(Pubblicato su Kataweb Forumcinema il 24 febbraio 2003)
Al termine del film, la domanda sorge spontanea: che c’entra Baudelaire e Les Fleurs du Mal? Già, perché La Fleur du Mal è l’ennesimo ritratto dipinto con colori acidi della buona borghesia di provincia cui Chabrol ci ha abituato, il consueto piattino nero condito di veleni e ipocrisie insaporito da un trito di arsenico e cianuro. La vicenda ruota intorno un nucleo familiare stretto in un intrico di convenienze fondate sulla brama del potere, avviluppato in una rete di finzioni, intrighi, macchinazioni. Un omicidio avvenuto nel passato e un senso di colpa in cerca d’espiazione costituiscono il propulsore neanche troppo oscuro della storia e pure la sua risoluzione.

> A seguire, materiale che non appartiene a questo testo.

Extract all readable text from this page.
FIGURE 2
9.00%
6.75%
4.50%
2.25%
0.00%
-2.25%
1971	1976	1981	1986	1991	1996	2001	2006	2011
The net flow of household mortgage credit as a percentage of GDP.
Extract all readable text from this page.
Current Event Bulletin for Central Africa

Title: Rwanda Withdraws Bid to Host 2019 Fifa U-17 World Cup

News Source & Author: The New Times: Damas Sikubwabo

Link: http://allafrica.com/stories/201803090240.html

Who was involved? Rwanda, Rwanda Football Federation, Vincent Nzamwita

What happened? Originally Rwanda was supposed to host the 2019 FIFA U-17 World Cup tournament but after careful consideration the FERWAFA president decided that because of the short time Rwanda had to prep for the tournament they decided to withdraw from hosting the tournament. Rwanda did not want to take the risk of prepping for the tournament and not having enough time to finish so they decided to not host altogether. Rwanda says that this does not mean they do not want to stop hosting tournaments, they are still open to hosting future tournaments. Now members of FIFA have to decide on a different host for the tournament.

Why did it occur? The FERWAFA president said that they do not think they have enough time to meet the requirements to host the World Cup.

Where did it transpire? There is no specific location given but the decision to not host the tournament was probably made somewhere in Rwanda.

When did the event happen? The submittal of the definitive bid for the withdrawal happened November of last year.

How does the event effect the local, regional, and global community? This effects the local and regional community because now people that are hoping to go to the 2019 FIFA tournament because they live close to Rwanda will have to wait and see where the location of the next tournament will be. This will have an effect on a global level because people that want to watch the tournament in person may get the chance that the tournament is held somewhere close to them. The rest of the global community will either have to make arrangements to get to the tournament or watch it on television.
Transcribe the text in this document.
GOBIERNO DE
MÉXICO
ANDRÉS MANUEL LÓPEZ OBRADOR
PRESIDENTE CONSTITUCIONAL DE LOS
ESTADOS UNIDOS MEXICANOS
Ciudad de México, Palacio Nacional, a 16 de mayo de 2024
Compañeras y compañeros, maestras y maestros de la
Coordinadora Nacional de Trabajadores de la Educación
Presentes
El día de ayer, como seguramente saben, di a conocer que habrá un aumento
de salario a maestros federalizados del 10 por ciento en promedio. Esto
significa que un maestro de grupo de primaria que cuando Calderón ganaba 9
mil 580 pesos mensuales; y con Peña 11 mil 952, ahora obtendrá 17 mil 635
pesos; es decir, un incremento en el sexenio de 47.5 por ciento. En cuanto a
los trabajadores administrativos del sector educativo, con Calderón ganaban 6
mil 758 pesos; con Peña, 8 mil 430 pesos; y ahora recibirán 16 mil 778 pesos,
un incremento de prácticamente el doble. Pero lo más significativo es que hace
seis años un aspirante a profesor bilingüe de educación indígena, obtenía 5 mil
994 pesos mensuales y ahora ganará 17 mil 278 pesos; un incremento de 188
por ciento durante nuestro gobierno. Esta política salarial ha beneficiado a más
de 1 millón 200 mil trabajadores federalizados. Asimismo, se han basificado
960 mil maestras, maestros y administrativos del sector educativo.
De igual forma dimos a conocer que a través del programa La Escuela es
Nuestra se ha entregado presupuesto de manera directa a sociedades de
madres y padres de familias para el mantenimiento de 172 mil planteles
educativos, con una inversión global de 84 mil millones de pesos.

Chabrol costruisce come suo solito una ragnatela di situazioni complesse, ma stavolta è incapace di dare aria all’intreccio, generando nello spettatore una sensazione di soffocamento claustrofobico. La trama gira a vuoto, avvitandosi su se stessa senza trovare sbocchi di sceneggiatura. Il mistero soggiacente non è proprio un mistero. Il finale, frettoloso e deprivato di qualsiasi suspence, chiude la vicenda senza sorprese. La Fleur du Mal nulla aggiunge e nulla toglie a un Maestro che, in passato ha saputo fustigare usi e costumi con ben altra forza.